Rethinking Rubrics

Having been rubric free for about a year and a half now, I miss them. I don't miss how they've even used to rank and sort kiddoes. Nor do I miss how they can encourage mediocrity. I also don't miss how they can set kids up for failure by making them think that they are not good enough. Yet, I miss them.

Rubrics are a great way to relay expectations to our kiddoes. This is not to say that I didn't have expectations this past year and a half. I did. And my kiddoes knew what I expected of them. But here's what I realized. We all meet expectations on a spectrum, and there are times we fall differently within that spectrum. And we are never really failing when we are within the spectrum, we are just at different stages of success.

I'm thinking that there is a way to write Rubrics that shows children where they are succeeding and where their continued hard work will take them. This would mean eliminating phrases such as "shows no evidence of" and "limited". I think of it like a self-conference. When I confer with my students I always begin by telling them what I notice they are doing, "When you had your character rubbing his eyes you were showing how your character didn't want other people to see him cry. This is a specific detail." Couldn't a rubric offer this, in a general way?

I'm also thinking that there is a way to "score" the Rubrics so that they are not ranking. I've seen (and used) Rubrics that have numbers, letters, and emoticons associated with them. I've also seen (and used) Rubrics that have catchy ratings like mighty multiplier and historical novice. All of these are really just different ways to rank and grade.

I was reading an article on Teach For America and there was a picture of the classroom. One of the charts hanging was for reading groups. At first, I flinched when I saw a public reading group list, knowing how sometimes they can be labeled. But this was labeled pretty creatively. Each group was the name of an elite college: Yale, Harvard, Columbia, Princeton, etc. I thought this was ingenious because of the positive message it sent to kids. Couldn't we do that with Rubrics?

This is what I'll be working on this summer. Thinking about what's really important to me in the classroom, the expectations for those learning experiences, and how to positively frame them so every child can have success regardless of where they are on the spectrum.

- Posted using BlogPress from my iPad


  1. Thanks so much for sharing your thinking! It's been a pleasure chatting with you this year around rubrics.
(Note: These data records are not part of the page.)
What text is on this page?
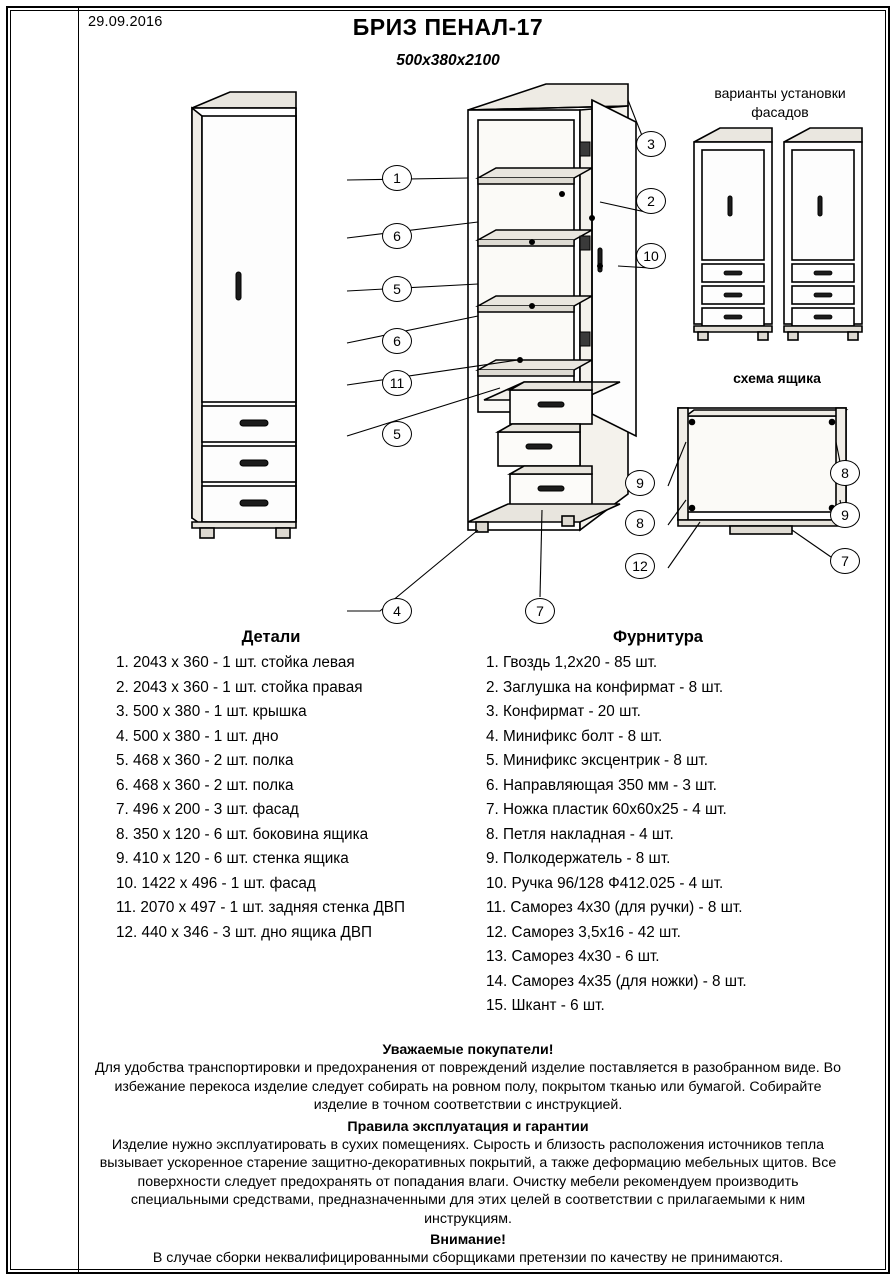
29.09.2016	БРИЗ ПЕНАЛ-17
500х380х2100
1
3
2
6
10
5
6
11
5
4	7
9
8
12
8
9
7
варианты установки
фасадов
схема ящика
Детали
1. 2043 x 360 - 1 шт. стойка левая
2. 2043 x 360 - 1 шт. стойка правая
3. 500 x 380 - 1 шт. крышка
4. 500 x 380 - 1 шт. дно
5. 468 x 360 - 2 шт. полка
6. 468 x 360 - 2 шт. полка
7. 496 x 200 - 3 шт. фасад
8. 350 x 120 - 6 шт. боковина ящика
9. 410 x 120 - 6 шт. стенка ящика
10. 1422 x 496 - 1 шт. фасад
11. 2070 x 497 - 1 шт. задняя стенка ДВП
12. 440 x 346 - 3 шт. дно ящика ДВП
Фурнитура
1. Гвоздь 1,2х20 - 85 шт.
2. Заглушка на конфирмат - 8 шт.
3. Конфирмат - 20 шт.
4. Минификс болт - 8 шт.
5. Минификс эксцентрик - 8 шт.
6. Направляющая 350 мм - 3 шт.
7. Ножка пластик 60х60х25 - 4 шт.
8. Петля накладная - 4 шт.
9. Полкодержатель - 8 шт.
10. Ручка 96/128 Ф412.025 - 4 шт.
11. Саморез 4х30 (для ручки) - 8 шт.
12. Саморез 3,5х16 - 42 шт.
13. Саморез 4х30 - 6 шт.
14. Саморез 4х35 (для ножки) - 8 шт.
15. Шкант - 6 шт.
Уважаемые покупатели!
Для удобства транспортировки и предохранения от повреждений изделие поставляется в разобранном виде. Во избежание перекоса изделие следует собирать на ровном полу, покрытом тканью или бумагой. Собирайте изделие в точном соответствии с инструкцией.
Правила эксплуатация и гарантии
Изделие нужно эксплуатировать в сухих помещениях. Сырость и близость расположения источников тепла вызывает ускоренное старение защитно-декоративных покрытий, а также деформацию мебельных щитов. Все поверхности следует предохранять от попадания влаги. Очистку мебели рекомендуем производить специальными средствами, предназначенными для этих целей в соответствии с прилагаемыми к ним инструкциям.
Внимание!
В случае сборки неквалифицированными сборщиками претензии по качеству не принимаются.
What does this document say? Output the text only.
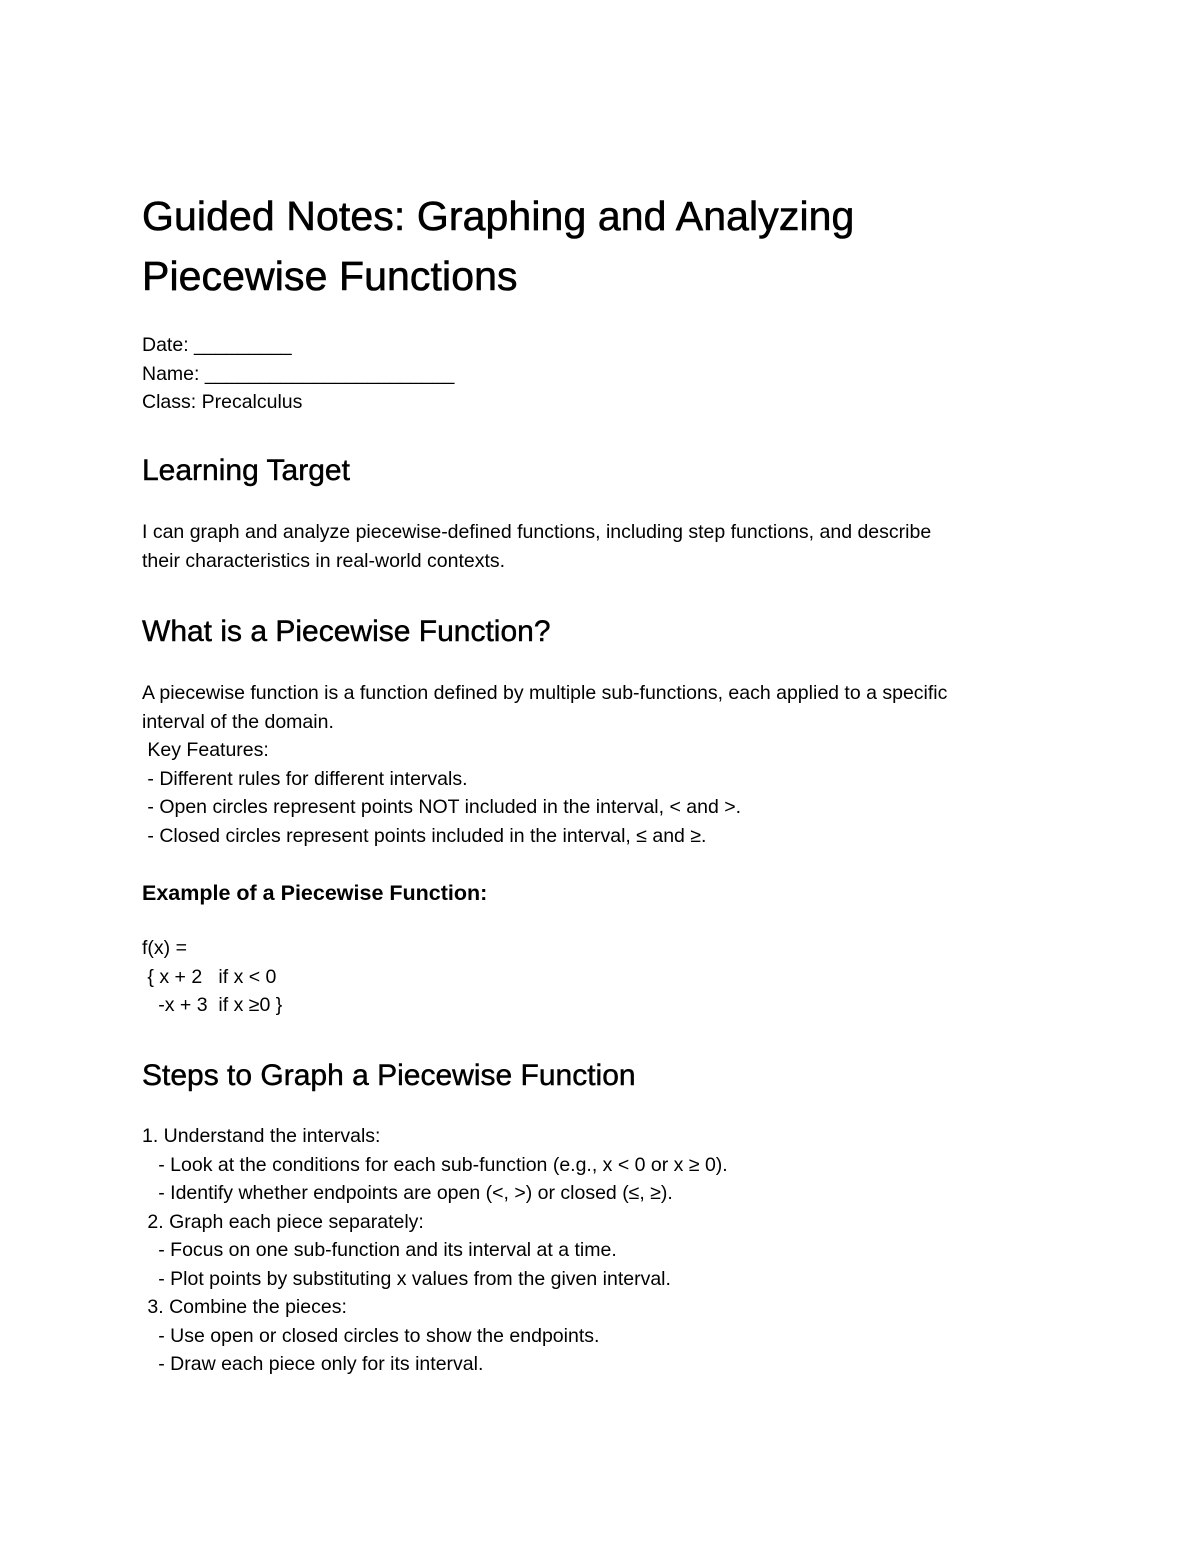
Guided Notes: Graphing and Analyzing
Piecewise Functions
Date: _________
Name: _______________________
Class: Precalculus
Learning Target
I can graph and analyze piecewise-defined functions, including step functions, and describe
their characteristics in real-world contexts.
What is a Piecewise Function?
A piecewise function is a function defined by multiple sub-functions, each applied to a specific
interval of the domain.
Key Features:
- Different rules for different intervals.
- Open circles represent points NOT included in the interval, < and >.
- Closed circles represent points included in the interval, ≤ and ≥.
Example of a Piecewise Function:
f(x) =
{ x + 2   if x < 0
-x + 3  if x ≥0 }
Steps to Graph a Piecewise Function
1. Understand the intervals:
- Look at the conditions for each sub-function (e.g., x < 0 or x ≥ 0).
- Identify whether endpoints are open (<, >) or closed (≤, ≥).
2. Graph each piece separately:
- Focus on one sub-function and its interval at a time.
- Plot points by substituting x values from the given interval.
3. Combine the pieces:
- Use open or closed circles to show the endpoints.
- Draw each piece only for its interval.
    What you describe in shift in thinking I hope to encourage in others through my militancy on Twitter and my wiki ( Quality rubrics should be about supporting student self-assessment and not making them feel "less than" as you described. I walk through the process of revising a rubric here ( - you may find that helpful as you revise some of your older rubrics.

    Your concern with ranking is a powerful one. The reality of quality work is that there are degrees. At one point, even Derek Jeter didn't know how to swing a bat - he was a novice and being a novice isn't a bad thing. It just means you're new to task or skill. But as your skill level develops, you move up in a degrees of quality. Much of this is deeply connected to classroom culture and how students perceive school. If they feel that being a novice or low on a rubric is "bad", than it's hard to shake that mental mental regardless of the column heading. This does, however, highlight why it's so important to have students be a part of the writing process and to use real world anchors and examplars to help students understand what the descriptions look like in practice.

    Thanks again for sharing and I look forward to hearing your thoughts as you work through this over the summer.